I say this because if we allow ourselves to slip into this transactional view of salvation, today’s Gospel becomes impossible. When I was a teenager it appeared to tell me that if I “looked with lust” at a girl or got angry, I was toast. I can show you a copy of my high school yearbook as proof that no boy in my school had a shot at salvation. And also, didn’t Jesus regularly get angry, or at least frustrated with the pharisees? Didn’t he overturn tables in the Temple?
So maybe look at this in a different light. God doesn’t “keep score” on our decisions and if salvation were truly transactional that would give us the power to tell God that he owes us for our good decisions.
I believe sexual attraction can be seen as an incredible gift. We are the unique among God’s creatures in the sense that sexual attraction is not guided only by the need to breed but is instead a manifestation of God’s love and generosity. And it is true that this gift allows us to cooperate in God’s giving life but it can also lure us into our gravest sins. We reserve our greatest contempt not for those who murder but those who sexually abuse those in our care.
I suspect that Jesus used the words he did as a way of telling us that our desire for salvation rests with God’s grace and our choice to accept it. When we look at another with lust it doesn’t end our story but recognizes our need for God’s grace to use the gift of sexuality in a way that honors both people. To look with lust exercises power over the other person. And let’s face it: we’re surrounded. Advertisers pose attractive people in provocative poses to sell products that have nothing to do with the model. And I don’t want to appear to blame the victim but teenage boys are regularly expected to leer and joke about attraction lest they be bullied.
And in the years since these readings were first written we’ve recognized the complications found in our relationships with each other. Jesus and his disciples knew nothing of homosexual orientations or people who identify as nonbinary and I believe this makes this Gospel all the more relevant. Because if our call to discipleship moves us from lust to love, it calls us to recognize love in all its manifestations.
It calls us to envision loving relationships not only in terms of what it gives to each of us but what it gives to all of us. I will be the first to celebrate that with age comes wisdom. In my 60s I have an ability I didn’t have as a teenager to look at an attractive woman and not overly obsess over how she looks or what she’s wearing. This has been a long journey but but it’s one I wish for everyone. Our first reading calls us to choose life over death but it doesn’t give a deadline.
The call to love brings with it the call to seek and understand each other.
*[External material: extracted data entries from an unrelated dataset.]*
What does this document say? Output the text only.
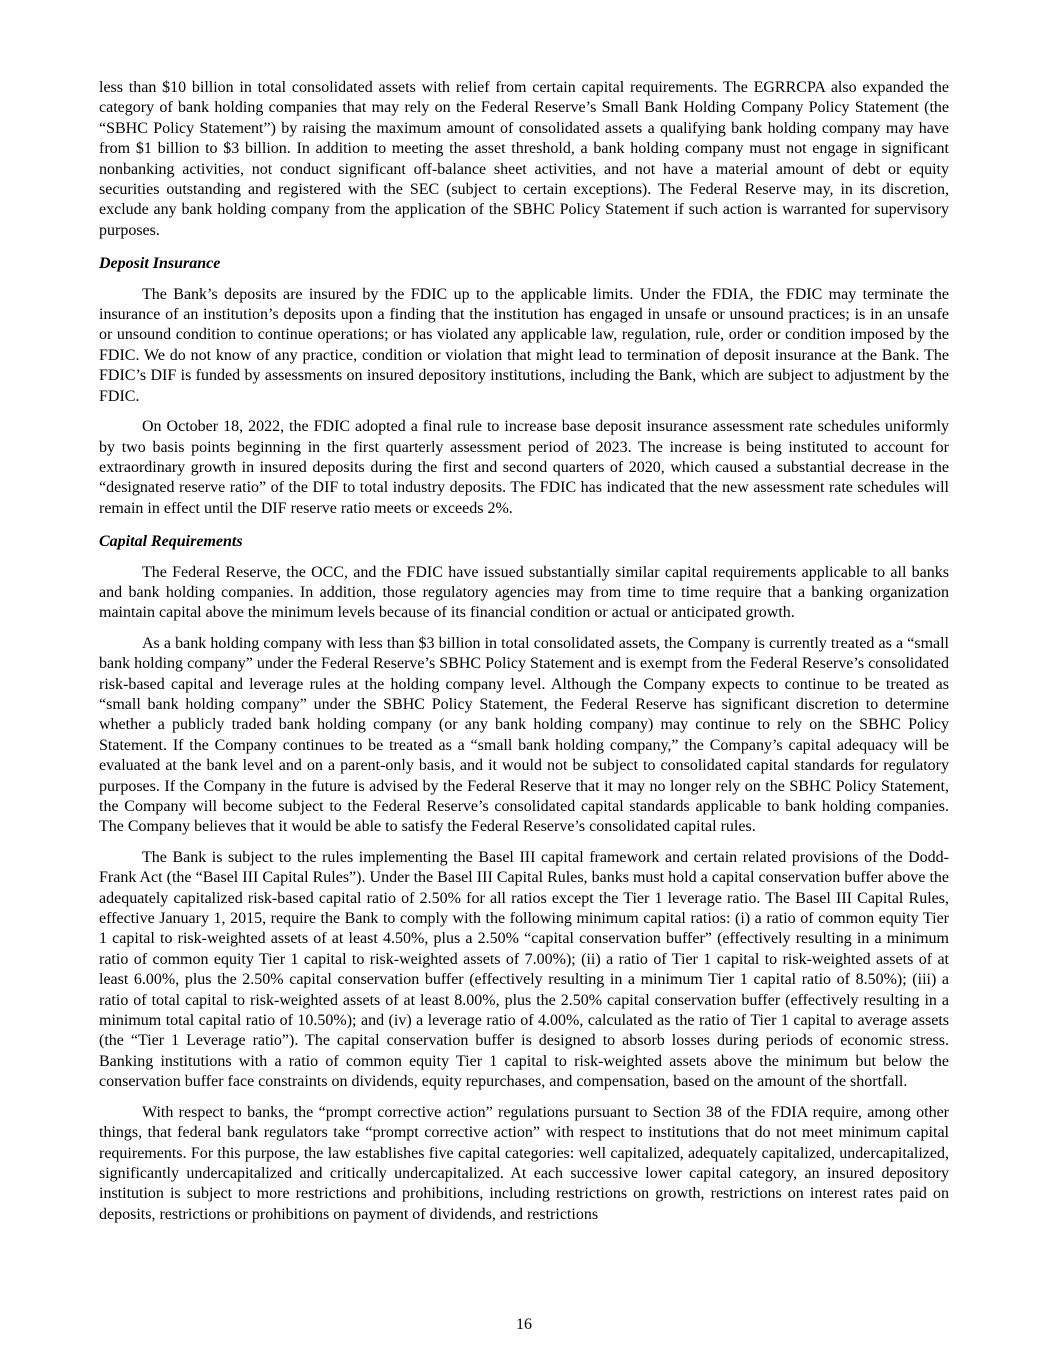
less than $10 billion in total consolidated assets with relief from certain capital requirements. The EGRRCPA also expanded the category of bank holding companies that may rely on the Federal Reserve’s Small Bank Holding Company Policy Statement (the “SBHC Policy Statement”) by raising the maximum amount of consolidated assets a qualifying bank holding company may have from $1 billion to $3 billion. In addition to meeting the asset threshold, a bank holding company must not engage in significant nonbanking activities, not conduct significant off-balance sheet activities, and not have a material amount of debt or equity securities outstanding and registered with the SEC (subject to certain exceptions). The Federal Reserve may, in its discretion, exclude any bank holding company from the application of the SBHC Policy Statement if such action is warranted for supervisory purposes.

Deposit Insurance

The Bank’s deposits are insured by the FDIC up to the applicable limits. Under the FDIA, the FDIC may terminate the insurance of an institution’s deposits upon a finding that the institution has engaged in unsafe or unsound practices; is in an unsafe or unsound condition to continue operations; or has violated any applicable law, regulation, rule, order or condition imposed by the FDIC. We do not know of any practice, condition or violation that might lead to termination of deposit insurance at the Bank. The FDIC’s DIF is funded by assessments on insured depository institutions, including the Bank, which are subject to adjustment by the FDIC.

On October 18, 2022, the FDIC adopted a final rule to increase base deposit insurance assessment rate schedules uniformly by two basis points beginning in the first quarterly assessment period of 2023. The increase is being instituted to account for extraordinary growth in insured deposits during the first and second quarters of 2020, which caused a substantial decrease in the “designated reserve ratio” of the DIF to total industry deposits. The FDIC has indicated that the new assessment rate schedules will remain in effect until the DIF reserve ratio meets or exceeds 2%.

Capital Requirements

The Federal Reserve, the OCC, and the FDIC have issued substantially similar capital requirements applicable to all banks and bank holding companies. In addition, those regulatory agencies may from time to time require that a banking organization maintain capital above the minimum levels because of its financial condition or actual or anticipated growth.

As a bank holding company with less than $3 billion in total consolidated assets, the Company is currently treated as a “small bank holding company” under the Federal Reserve’s SBHC Policy Statement and is exempt from the Federal Reserve’s consolidated risk-based capital and leverage rules at the holding company level. Although the Company expects to continue to be treated as “small bank holding company” under the SBHC Policy Statement, the Federal Reserve has significant discretion to determine whether a publicly traded bank holding company (or any bank holding company) may continue to rely on the SBHC Policy Statement. If the Company continues to be treated as a “small bank holding company,” the Company’s capital adequacy will be evaluated at the bank level and on a parent-only basis, and it would not be subject to consolidated capital standards for regulatory purposes. If the Company in the future is advised by the Federal Reserve that it may no longer rely on the SBHC Policy Statement, the Company will become subject to the Federal Reserve’s consolidated capital standards applicable to bank holding companies. The Company believes that it would be able to satisfy the Federal Reserve’s consolidated capital rules.

The Bank is subject to the rules implementing the Basel III capital framework and certain related provisions of the Dodd-Frank Act (the “Basel III Capital Rules”). Under the Basel III Capital Rules, banks must hold a capital conservation buffer above the adequately capitalized risk-based capital ratio of 2.50% for all ratios except the Tier 1 leverage ratio. The Basel III Capital Rules, effective January 1, 2015, require the Bank to comply with the following minimum capital ratios: (i) a ratio of common equity Tier 1 capital to risk-weighted assets of at least 4.50%, plus a 2.50% “capital conservation buffer” (effectively resulting in a minimum ratio of common equity Tier 1 capital to risk-weighted assets of 7.00%); (ii) a ratio of Tier 1 capital to risk-weighted assets of at least 6.00%, plus the 2.50% capital conservation buffer (effectively resulting in a minimum Tier 1 capital ratio of 8.50%); (iii) a ratio of total capital to risk-weighted assets of at least 8.00%, plus the 2.50% capital conservation buffer (effectively resulting in a minimum total capital ratio of 10.50%); and (iv) a leverage ratio of 4.00%, calculated as the ratio of Tier 1 capital to average assets (the “Tier 1 Leverage ratio”). The capital conservation buffer is designed to absorb losses during periods of economic stress. Banking institutions with a ratio of common equity Tier 1 capital to risk-weighted assets above the minimum but below the conservation buffer face constraints on dividends, equity repurchases, and compensation, based on the amount of the shortfall.

With respect to banks, the “prompt corrective action” regulations pursuant to Section 38 of the FDIA require, among other things, that federal bank regulators take “prompt corrective action” with respect to institutions that do not meet minimum capital requirements. For this purpose, the law establishes five capital categories: well capitalized, adequately capitalized, undercapitalized, significantly undercapitalized and critically undercapitalized. At each successive lower capital category, an insured depository institution is subject to more restrictions and prohibitions, including restrictions on growth, restrictions on interest rates paid on deposits, restrictions or prohibitions on payment of dividends, and restrictions

16
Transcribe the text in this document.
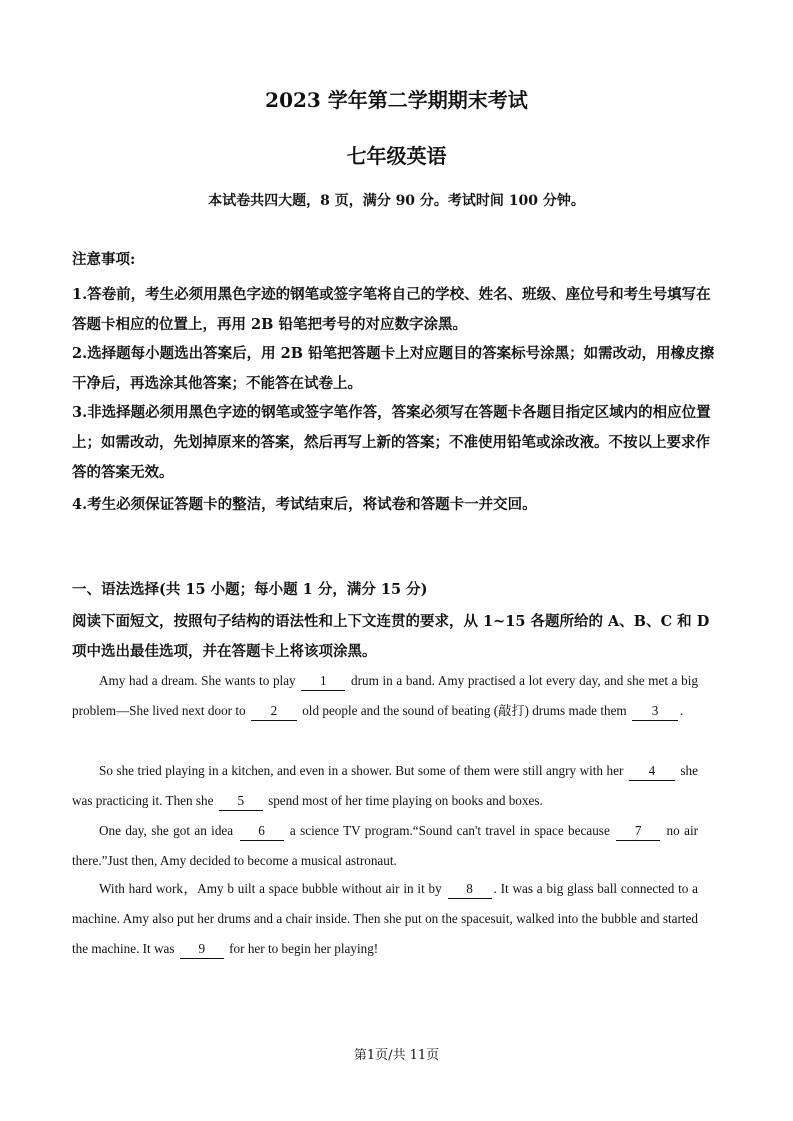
2023 学年第二学期期末考试
七年级英语
本试卷共四大题，8 页，满分 90 分。考试时间 100 分钟。
注意事项:
1.答卷前，考生必须用黑色字迹的钢笔或签字笔将自己的学校、姓名、班级、座位号和考生号填写在答题卡相应的位置上，再用 2B 铅笔把考号的对应数字涂黑。
2.选择题每小题选出答案后，用 2B 铅笔把答题卡上对应题目的答案标号涂黑；如需改动，用橡皮擦干净后，再选涂其他答案；不能答在试卷上。
3.非选择题必须用黑色字迹的钢笔或签字笔作答，答案必须写在答题卡各题目指定区域内的相应位置上；如需改动，先划掉原来的答案，然后再写上新的答案；不准使用铅笔或涂改液。不按以上要求作答的答案无效。
4.考生必须保证答题卡的整洁，考试结束后，将试卷和答题卡一并交回。
一、语法选择(共 15 小题；每小题 1 分，满分 15 分)
阅读下面短文，按照句子结构的语法性和上下文连贯的要求，从 1~15 各题所给的 A、B、C 和 D 项中选出最佳选项，并在答题卡上将该项涂黑。
Amy had a dream. She wants to play 1 drum in a band. Amy practised a lot every day, and she met a big problem—She lived next door to 2 old people and the sound of beating (敲打) drums made them 3 .
So she tried playing in a kitchen, and even in a shower. But some of them were still angry with her 4 she was practicing it. Then she 5 spend most of her time playing on books and boxes.
One day, she got an idea 6 a science TV program.“Sound can't travel in space because 7 no air there.”Just then, Amy decided to become a musical astronaut.
With hard work，Amy b uilt a space bubble without air in it by 8 . It was a big glass ball connected to a machine. Amy also put her drums and a chair inside. Then she put on the spacesuit, walked into the bubble and started the machine. It was 9 for her to begin her playing!
第1页/共 11页
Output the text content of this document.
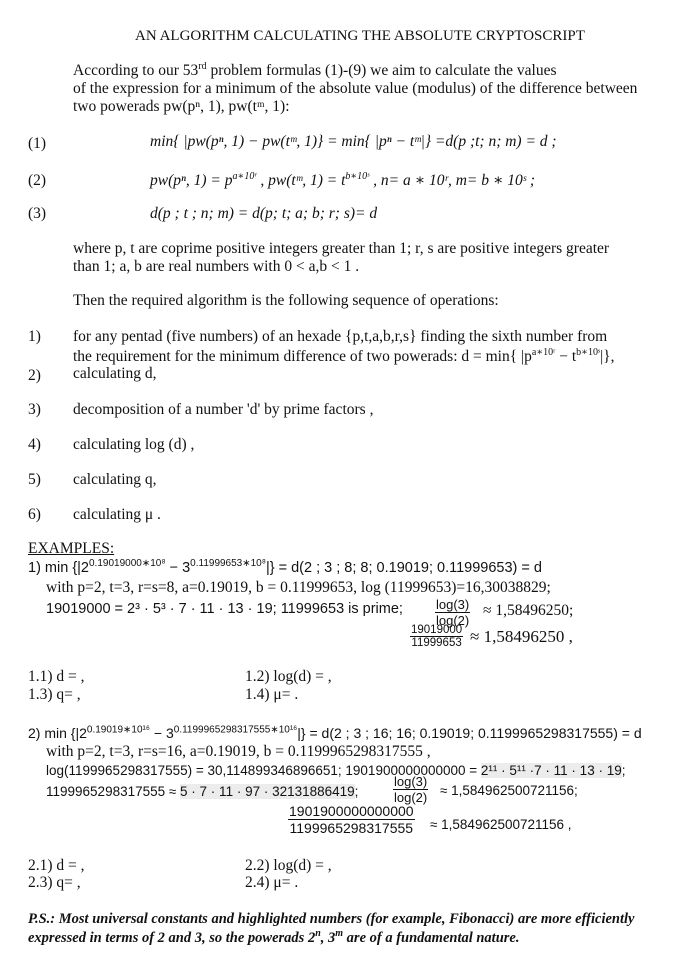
AN ALGORITHM CALCULATING THE ABSOLUTE CRYPTOSCRIPT
According to our 53rd problem formulas (1)-(9) we aim to calculate the values
of the expression for a minimum of the absolute value (modulus) of the difference between
two powerads pw(pⁿ, 1), pw(tᵐ, 1):
(1)	min{ |pw(pⁿ, 1) − pw(tᵐ, 1)} = min{ |pⁿ − tᵐ|} =d(p ;t; n; m) = d ;
(2)	pw(pⁿ, $1) = p^{a∗10ʳ}$ , pw(tᵐ, $1) = t^{b∗10ˢ}$ , n= a ∗ 10ʳ, m= b ∗ 10ˢ ;
(3)	d(p ; t ; n; m) = d(p; t; a; b; r; s)= d
where p, t are coprime positive integers greater than 1; r, s are positive integers greater
than 1; a, b are real numbers with 0 < a,b < 1 .
Then the required algorithm is the following sequence of operations:
1) for any pentad (five numbers) of an hexade {p,t,a,b,r,s} finding the sixth number from
the requirement for the minimum difference of two powerads: d = min{ $|p^{a∗10ʳ} - t^{b∗10ˢ}|$},
2) calculating d,
3) decomposition of a number 'd' by prime factors ,
4) calculating log (d) ,
5) calculating q,
6) calculating μ .
EXAMPLES:
1) $\min \{|2^{0.19019000∗10^8} - 3^{0.11999653∗10^8}|\} = d(2$ ; 3 ; 8; 8; 0.19019; 0.11999653) = d
with p=2, t=3, r=s=8, a=0.19019, b = 0.11999653, log (11999653)=16,30038829;
19019000 = 2³ · 5³ · 7 · 11 · 13 · 19; 11999653 is prime; $\frac{\log(3)}{\log(2)} \approx 1,58496250$;
$\frac{19019000}{11999653} \approx 1,58496250$ ,
1.1) d = ,	1.2) log(d) = ,
1.3) q= ,	1.4) μ= .
2) $\min \{|2^{0.19019∗10^{16}} - 3^{0.1199965298317555∗10^{16}}|\} = d(2$ ; 3 ; 16; 16; 0.19019; 0.1199965298317555) = d
with p=2, t=3, r=s=16, a=0.19019, b = 0.1199965298317555 ,
log(1199965298317555) = 30,114899346896651; 1901900000000000 = 2¹¹ · 5¹¹ ·7 · 11 · 13 · 19;
1199965298317555 ≈ 5 · 7 · 11 · 97 · 32131886419;	$\frac{\log(3)}{\log(2)} \approx 1,584962500721156$;
$\frac{1901900000000000}{1199965298317555} \approx 1,584962500721156$ ,
2.1) d = ,	2.2) log(d) = ,
2.3) q= ,	2.4) μ= .
P.S.: Most universal constants and highlighted numbers (for example, Fibonacci) are more efficiently
expressed in terms of 2 and 3, so the powerads 2$^n$, 3$^m$ are of a fundamental nature.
It calls us to recognize that a person’s beauty and attractiveness goes not only deep, but wide. It calls us to see that beauty isn’t simply what gets someone on the cover of a fashion (or pornographic) magazine but that a person’s beauty encompasses their emotional and spiritual health. I love watching elderly couples speak of each other in terms of what makes them beautiful to each other. It’s a love born out of decades of exploring and finding their beauty.
So if we find ourselves “looking with lust” I have two pieces of advice: first, be gentle and patient with yourself. But second, find the beauty that transcends how they look. Trust me, few things in life are more transitory than physical beauty.